La alargada sombra de Kaczynski

El líder derechista, quecontrolará el nuevo Gobierno polaco entre bastidores, admira las políticas de Orban

Póster electoral del partido euroescéptico Ley y Justicia
Póster electoral del partido euroescéptico Ley y Justicia

El líder derechista, quecontrolará el nuevo Gobierno polaco entre bastidores, admira las políticas de Orban

Europa aguarda con inquietud los primeros pasos del nuevo Gobierno polaco tras la victoria de la derecha ultraconservadora y eurófoba sin olvidar aún el obstruccionismo protagonizado por los gemelos Kaczynski hace una década.
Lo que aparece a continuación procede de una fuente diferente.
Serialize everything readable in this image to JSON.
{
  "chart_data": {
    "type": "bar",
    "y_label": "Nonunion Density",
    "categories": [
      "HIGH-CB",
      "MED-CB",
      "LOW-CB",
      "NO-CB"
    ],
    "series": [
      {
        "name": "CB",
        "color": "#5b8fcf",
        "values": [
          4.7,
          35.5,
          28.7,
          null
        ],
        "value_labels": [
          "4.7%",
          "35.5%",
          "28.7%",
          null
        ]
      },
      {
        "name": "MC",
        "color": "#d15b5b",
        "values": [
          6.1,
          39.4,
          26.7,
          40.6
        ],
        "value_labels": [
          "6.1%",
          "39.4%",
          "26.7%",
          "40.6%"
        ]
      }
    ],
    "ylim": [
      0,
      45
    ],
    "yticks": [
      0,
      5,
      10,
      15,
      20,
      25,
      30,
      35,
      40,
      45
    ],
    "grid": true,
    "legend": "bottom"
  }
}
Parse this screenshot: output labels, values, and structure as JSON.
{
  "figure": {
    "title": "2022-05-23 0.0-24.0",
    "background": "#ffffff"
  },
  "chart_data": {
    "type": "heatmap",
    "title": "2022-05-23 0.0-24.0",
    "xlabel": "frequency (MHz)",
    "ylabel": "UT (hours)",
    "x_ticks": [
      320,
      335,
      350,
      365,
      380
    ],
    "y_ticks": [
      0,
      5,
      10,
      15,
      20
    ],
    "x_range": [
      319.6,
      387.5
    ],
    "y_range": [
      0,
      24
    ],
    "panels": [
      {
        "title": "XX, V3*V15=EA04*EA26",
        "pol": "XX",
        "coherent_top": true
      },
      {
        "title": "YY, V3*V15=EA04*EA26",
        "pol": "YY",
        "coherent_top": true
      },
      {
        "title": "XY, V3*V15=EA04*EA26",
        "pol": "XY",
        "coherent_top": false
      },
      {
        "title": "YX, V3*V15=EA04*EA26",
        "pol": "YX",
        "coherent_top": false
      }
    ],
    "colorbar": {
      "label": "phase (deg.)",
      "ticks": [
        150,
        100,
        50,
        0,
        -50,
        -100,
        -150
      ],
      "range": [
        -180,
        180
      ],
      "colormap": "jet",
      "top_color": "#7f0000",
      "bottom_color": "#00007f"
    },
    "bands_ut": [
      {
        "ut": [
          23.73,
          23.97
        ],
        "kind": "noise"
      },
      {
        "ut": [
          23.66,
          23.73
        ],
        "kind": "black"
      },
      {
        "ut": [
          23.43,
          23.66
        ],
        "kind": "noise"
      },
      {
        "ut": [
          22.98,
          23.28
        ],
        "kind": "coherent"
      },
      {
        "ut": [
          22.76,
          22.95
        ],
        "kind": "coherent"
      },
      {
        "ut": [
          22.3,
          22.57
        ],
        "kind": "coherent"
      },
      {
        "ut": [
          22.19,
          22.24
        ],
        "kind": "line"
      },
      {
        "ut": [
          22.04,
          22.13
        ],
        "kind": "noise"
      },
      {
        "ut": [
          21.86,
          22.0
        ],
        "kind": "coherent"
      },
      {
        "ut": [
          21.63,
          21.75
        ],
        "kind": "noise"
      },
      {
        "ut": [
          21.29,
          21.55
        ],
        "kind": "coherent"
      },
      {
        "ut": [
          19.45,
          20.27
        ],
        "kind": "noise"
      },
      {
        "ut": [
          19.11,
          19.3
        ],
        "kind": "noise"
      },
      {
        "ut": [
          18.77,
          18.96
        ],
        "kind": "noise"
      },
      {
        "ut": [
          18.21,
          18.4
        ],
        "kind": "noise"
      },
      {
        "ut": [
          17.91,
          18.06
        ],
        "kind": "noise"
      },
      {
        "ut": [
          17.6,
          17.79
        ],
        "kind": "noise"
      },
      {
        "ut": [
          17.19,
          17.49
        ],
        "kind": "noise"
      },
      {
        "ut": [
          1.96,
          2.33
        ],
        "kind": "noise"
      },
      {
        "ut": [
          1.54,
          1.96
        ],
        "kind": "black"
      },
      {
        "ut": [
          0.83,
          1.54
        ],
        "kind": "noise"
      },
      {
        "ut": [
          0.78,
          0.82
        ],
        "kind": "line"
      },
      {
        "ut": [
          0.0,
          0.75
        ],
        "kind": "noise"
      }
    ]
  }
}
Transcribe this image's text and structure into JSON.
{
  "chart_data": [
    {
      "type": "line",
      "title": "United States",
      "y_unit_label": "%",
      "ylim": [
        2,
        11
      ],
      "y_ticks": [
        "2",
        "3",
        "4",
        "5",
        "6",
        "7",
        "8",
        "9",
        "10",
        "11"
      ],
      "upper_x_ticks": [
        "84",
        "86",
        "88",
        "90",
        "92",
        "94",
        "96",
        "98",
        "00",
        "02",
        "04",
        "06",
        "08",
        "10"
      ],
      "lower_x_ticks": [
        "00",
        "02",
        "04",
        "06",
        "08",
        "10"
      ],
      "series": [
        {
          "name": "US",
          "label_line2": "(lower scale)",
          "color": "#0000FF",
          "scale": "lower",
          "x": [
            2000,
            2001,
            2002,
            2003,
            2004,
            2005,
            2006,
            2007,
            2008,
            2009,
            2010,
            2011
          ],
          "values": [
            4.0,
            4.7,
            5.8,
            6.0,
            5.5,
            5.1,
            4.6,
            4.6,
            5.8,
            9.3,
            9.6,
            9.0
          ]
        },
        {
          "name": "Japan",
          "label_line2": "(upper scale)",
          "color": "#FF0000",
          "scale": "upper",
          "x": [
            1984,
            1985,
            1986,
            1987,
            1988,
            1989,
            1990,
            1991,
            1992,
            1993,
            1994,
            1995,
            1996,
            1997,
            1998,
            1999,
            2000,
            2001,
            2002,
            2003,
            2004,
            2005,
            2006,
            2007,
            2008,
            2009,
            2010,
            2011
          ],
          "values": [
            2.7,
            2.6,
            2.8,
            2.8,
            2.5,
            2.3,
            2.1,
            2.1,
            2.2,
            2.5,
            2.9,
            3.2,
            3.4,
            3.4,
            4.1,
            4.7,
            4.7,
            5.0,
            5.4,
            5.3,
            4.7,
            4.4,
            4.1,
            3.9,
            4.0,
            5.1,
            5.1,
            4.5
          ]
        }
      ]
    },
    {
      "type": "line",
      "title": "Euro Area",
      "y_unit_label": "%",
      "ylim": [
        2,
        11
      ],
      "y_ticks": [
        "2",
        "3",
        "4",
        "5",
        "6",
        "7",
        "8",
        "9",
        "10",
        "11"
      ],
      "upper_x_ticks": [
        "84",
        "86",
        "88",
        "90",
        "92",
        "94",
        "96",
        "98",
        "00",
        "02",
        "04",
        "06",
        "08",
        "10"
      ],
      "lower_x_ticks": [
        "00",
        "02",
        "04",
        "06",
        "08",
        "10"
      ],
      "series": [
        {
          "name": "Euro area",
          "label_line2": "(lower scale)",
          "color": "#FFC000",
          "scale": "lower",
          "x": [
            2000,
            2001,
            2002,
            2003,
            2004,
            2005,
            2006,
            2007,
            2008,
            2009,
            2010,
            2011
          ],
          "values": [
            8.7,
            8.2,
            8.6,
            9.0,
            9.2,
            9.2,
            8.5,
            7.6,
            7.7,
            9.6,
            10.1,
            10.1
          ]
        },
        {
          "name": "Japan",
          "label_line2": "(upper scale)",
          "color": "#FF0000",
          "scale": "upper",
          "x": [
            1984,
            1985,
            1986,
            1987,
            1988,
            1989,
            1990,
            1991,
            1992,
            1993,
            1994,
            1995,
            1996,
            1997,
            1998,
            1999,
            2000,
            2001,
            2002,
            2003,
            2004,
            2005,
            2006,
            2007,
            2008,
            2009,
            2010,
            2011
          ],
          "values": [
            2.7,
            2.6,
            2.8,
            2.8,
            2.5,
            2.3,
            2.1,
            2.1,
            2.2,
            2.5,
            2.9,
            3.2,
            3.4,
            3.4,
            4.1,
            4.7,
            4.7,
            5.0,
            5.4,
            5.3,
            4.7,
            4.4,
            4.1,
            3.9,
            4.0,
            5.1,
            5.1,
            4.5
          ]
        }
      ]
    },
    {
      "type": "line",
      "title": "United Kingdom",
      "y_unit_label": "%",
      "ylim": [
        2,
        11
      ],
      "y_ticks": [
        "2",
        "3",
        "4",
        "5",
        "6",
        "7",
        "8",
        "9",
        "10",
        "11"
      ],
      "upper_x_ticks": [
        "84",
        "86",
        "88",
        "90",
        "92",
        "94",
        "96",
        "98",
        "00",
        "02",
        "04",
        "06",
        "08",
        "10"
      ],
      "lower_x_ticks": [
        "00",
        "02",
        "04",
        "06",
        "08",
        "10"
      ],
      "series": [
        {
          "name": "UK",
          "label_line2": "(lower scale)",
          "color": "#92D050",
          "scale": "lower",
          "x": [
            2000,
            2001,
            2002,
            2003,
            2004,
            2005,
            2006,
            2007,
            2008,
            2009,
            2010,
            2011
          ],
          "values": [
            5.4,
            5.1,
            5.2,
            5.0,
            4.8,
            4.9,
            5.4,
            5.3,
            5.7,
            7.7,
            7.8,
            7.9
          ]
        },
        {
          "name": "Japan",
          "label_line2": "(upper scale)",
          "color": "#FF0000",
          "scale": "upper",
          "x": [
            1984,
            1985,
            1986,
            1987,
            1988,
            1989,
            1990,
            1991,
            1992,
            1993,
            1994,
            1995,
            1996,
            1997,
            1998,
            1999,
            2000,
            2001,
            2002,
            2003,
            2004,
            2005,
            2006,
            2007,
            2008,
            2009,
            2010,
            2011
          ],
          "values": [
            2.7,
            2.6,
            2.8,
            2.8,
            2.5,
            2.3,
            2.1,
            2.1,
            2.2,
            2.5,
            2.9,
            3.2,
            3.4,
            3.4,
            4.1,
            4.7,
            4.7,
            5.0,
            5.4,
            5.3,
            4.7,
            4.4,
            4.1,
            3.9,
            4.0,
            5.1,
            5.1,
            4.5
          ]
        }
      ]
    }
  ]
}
Desde Bruselas, el presidente de la Comisión Europea, Jean-Claude Juncker, felicitó por carta a la futura primera ministra, Beate Szydlo, a la que expresó su deseo de que Varsovia «juegue un papel central» en la construcción europea. «Entendemos que ella será invitada ahora a formar Gobierno y el presidente está deseando reunirse con ella y trabajar estrechamente en la creación de una Unión Europea más fuerte y resistente», señaló un portavoz. Francia y Alemania, en cambio, prefirieron guardar silencio sobre la victoria de Ley y Justicia (PiS) en Polonia. Sólo un portavoz del Ejecutivo alemán se limitó a expresar el deseo de Berlín de mantener sus estrechas relaciones con el país vecino. El más satisfecho era el eurófobo británico Nigel Farage, líder del Partido para la Independencia de Reino Unido. «Este resultado muestra una vez más que el euroescepticismo está creciendo a lo largo y ancho de la UE», aseguró el eurodiputado.

El marcado carácter antieuropeo del PiS augura futuras fricciones entre Varsovia y Bruselas. Así, los nacionalistas polacos se oponen a recibir los 7.000 refugiados sirios a los que se comprometió el Gobierno saliente o a reducir las emisiones de la contaminante industria minera. Asimismo, no contemplan la adhesión al euro mientras Polonia no cuente con una renta per cápita equiparable a la media europea (ahora roza el 70%). Fuentes comunitarias no ocultan el temor a que el nuevo Gobierno polaco siga los pasos del nacionalista primer ministro húngaro, Viktor Orban, que desde su llegada al poder en 2010 no ha dejado de irritar a Bruselas con unas reformas constitucionales que han mermado la libertad de Prensa y la independencia del Poder Judicial. Como Orban, la derecha polaca ha prometido subir los impuestos a las multinacionales extranjeras y las cadenas de supermercados, así como «polaquizar» el sistema bancario. Para poner en marcha su programa patriótico, el PiS dispondrá de una ajustada mayoría absoluta en el Parlamento. Según los resultados oficiales provisionales, el PiS bordea la mayoría absoluta tras obtener el 37,5%, frente al 24% de los liberales de Plataforma Cívica.

Ley y Justicia ha dominado las elecciones con una combinación de viejo y de nuevo. Su presidente, Jaroslaw Kaczynski, ha controlado todos los mensajes de campaña, pero con una cara nueva que suavizó la imagen agresiva de la formación, Szydlo. Kaczynski dedicó la victoria a su hermano, fallecido hace cinco años en un accidente de avión. «Lech Kaczynski fue elegido presidente hace diez años. Lo menciono hoy, no sólo porque es el décimo aniversario, sino porque sin él no habríamos llegado hasta aquí», señaló. La influencia real de Kaczynski en el nuevo Ejecutivo es aún una incógnita, pero nadie duda que seguirá siendo él quien mueva los hilos entre bastidores.